Avez-vous déjà eu l’impression que vous étiez une mauvaise personne ? Parfois, nous faisons des erreurs qui nous font culpabiliser. La culpabilité nous assaille et nous fait sentir que nous sommes de mauvaises personnes. Mais, tout ce que nous faisons de mal ne fait pas de nous de mauvaises personnes, bien au contraire.

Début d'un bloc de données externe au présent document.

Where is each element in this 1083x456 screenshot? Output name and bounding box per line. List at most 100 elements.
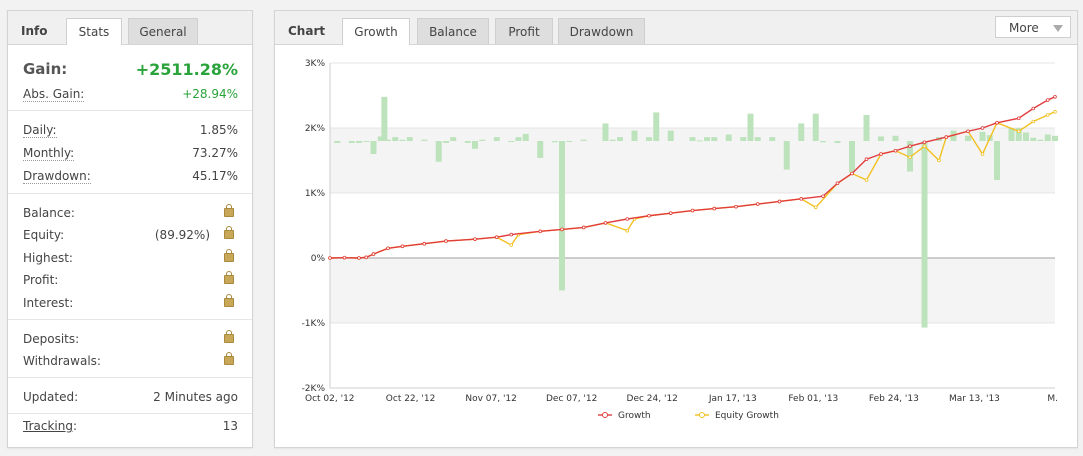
drawdown-label[interactable]: Drawdown:: [23, 169, 91, 184]
gain-label: Gain:: [23, 60, 68, 78]
bar: [994, 141, 1000, 180]
legend-marker: [699, 412, 705, 418]
bar: [834, 141, 841, 143]
withdrawals-label: Withdrawals:: [23, 354, 101, 368]
bar: [1044, 134, 1051, 141]
bar: [406, 137, 413, 141]
bar: [399, 139, 406, 141]
bar: [363, 141, 370, 142]
growth-point: [473, 237, 477, 241]
bar: [979, 131, 986, 141]
bar: [1052, 135, 1058, 141]
bar: [747, 113, 754, 141]
chart-panel: Chart Growth Balance Profit Drawdown Mor…: [274, 10, 1078, 448]
plot-band: [330, 258, 1055, 323]
equity-growth-point: [937, 158, 941, 163]
bar: [580, 139, 587, 141]
lock-icon: [224, 249, 234, 262]
growth-point: [821, 194, 825, 199]
bar: [421, 139, 428, 141]
y-tick-label: -2K%: [302, 384, 326, 394]
growth-point: [712, 206, 717, 211]
growth-series: [328, 94, 1057, 260]
x-axis: Oct 02, '12 Oct 22, '12 Nov 07, '12 Dec 07,…: [305, 394, 1058, 404]
growth-point: [1053, 94, 1057, 99]
bar: [566, 141, 573, 142]
divider: [8, 193, 252, 194]
bar: [1030, 137, 1037, 141]
growth-point: [908, 144, 912, 148]
highest-label: Highest:: [23, 251, 73, 265]
growth-point: [799, 197, 804, 201]
tab-general[interactable]: General: [128, 18, 198, 44]
x-tick-label: Nov 07, '12: [465, 394, 517, 404]
equity-growth-point: [1016, 129, 1021, 134]
tab-stats[interactable]: Stats: [66, 18, 122, 45]
bar: [334, 141, 341, 143]
equity-value: (89.92%): [154, 228, 210, 242]
daily-label[interactable]: Daily:: [23, 123, 57, 138]
growth-point: [494, 235, 499, 240]
balance-label: Balance:: [23, 206, 75, 220]
growth-point: [422, 241, 427, 246]
growth-point: [647, 213, 651, 218]
growth-point: [1031, 106, 1036, 111]
x-tick-label: Dec 07, '12: [546, 394, 597, 404]
bar: [537, 141, 544, 158]
bar: [812, 113, 819, 141]
divider: [8, 110, 252, 111]
growth-point: [603, 221, 608, 225]
monthly-label[interactable]: Monthly:: [23, 146, 75, 161]
bar: [472, 141, 478, 149]
daily-value: 1.85%: [199, 123, 238, 137]
bar: [696, 140, 703, 142]
growth-point: [357, 256, 361, 260]
legend-label: Equity Growth: [715, 411, 779, 421]
bar: [798, 123, 805, 141]
growth-point: [560, 227, 564, 232]
equity-growth-point: [864, 178, 869, 182]
tab-drawdown[interactable]: Drawdown: [558, 18, 645, 44]
bar: [356, 141, 362, 143]
bar: [849, 141, 855, 173]
profit-label: Profit:: [23, 273, 59, 287]
bar: [464, 141, 471, 143]
tab-balance[interactable]: Balance: [417, 18, 489, 44]
y-tick-label: 1K%: [305, 189, 326, 199]
growth-point: [342, 255, 347, 260]
abs-gain-label[interactable]: Abs. Gain:: [23, 87, 85, 102]
growth-point: [371, 252, 376, 256]
tab-profit[interactable]: Profit: [495, 18, 553, 44]
bar: [1023, 132, 1029, 141]
x-tick-label: Dec 24, '12: [627, 394, 678, 404]
growth-point: [995, 121, 999, 125]
equity-growth-point: [1053, 109, 1057, 114]
growth-point: [864, 157, 869, 161]
growth-point: [668, 211, 673, 215]
y-tick-label: 0%: [311, 254, 326, 264]
bar: [653, 112, 660, 141]
gain-value: +2511.28%: [135, 60, 238, 79]
chart-tabbar: Chart Growth Balance Profit Drawdown Mor…: [275, 11, 1077, 45]
growth-point: [690, 208, 695, 213]
growth-point: [835, 181, 840, 186]
growth-point: [444, 239, 448, 243]
tracking-colon: :: [72, 419, 78, 433]
tracking-link[interactable]: Tracking: [23, 419, 73, 433]
growth-point: [581, 225, 586, 230]
bars: [334, 96, 1058, 328]
tab-growth[interactable]: Growth: [342, 18, 410, 45]
bar: [508, 141, 515, 142]
more-button[interactable]: More: [995, 16, 1071, 38]
bar: [769, 137, 776, 141]
divider: [8, 319, 252, 320]
bar: [479, 139, 486, 141]
bar: [602, 123, 609, 141]
x-tick-label: M.: [1047, 394, 1058, 404]
legend: Growth Equity Growth: [598, 411, 779, 421]
y-tick-label: 3K%: [305, 59, 326, 69]
bar: [921, 141, 928, 328]
growth-point: [893, 148, 898, 153]
legend-label: Growth: [618, 411, 651, 421]
more-label: More: [1009, 21, 1039, 35]
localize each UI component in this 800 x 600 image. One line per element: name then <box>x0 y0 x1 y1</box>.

Si vous pensez que vous êtes une mauvaise personne, c’est que vous êtes certainement sur la voie du changement. Les mauvaises personnes ne pensent pas qu’elles le sont. Elles agissent simplement dans leur propre intérêt et font du mal aux autres sans aucune raison.

Lorsque vous sentez que vous êtes une mauvaise personne, est-ce que vous vous interrogez sur le fait que ce sont peut-être les autres qui vous font ressentir cela ? Vous allez découvrir, dans la suite de cet article, que vous pensez parfois mal agir alors que ce n’est pas le cas. De nombreux facteurs influencent notre perception de nous-mêmes et ils ne sont pas tous réels.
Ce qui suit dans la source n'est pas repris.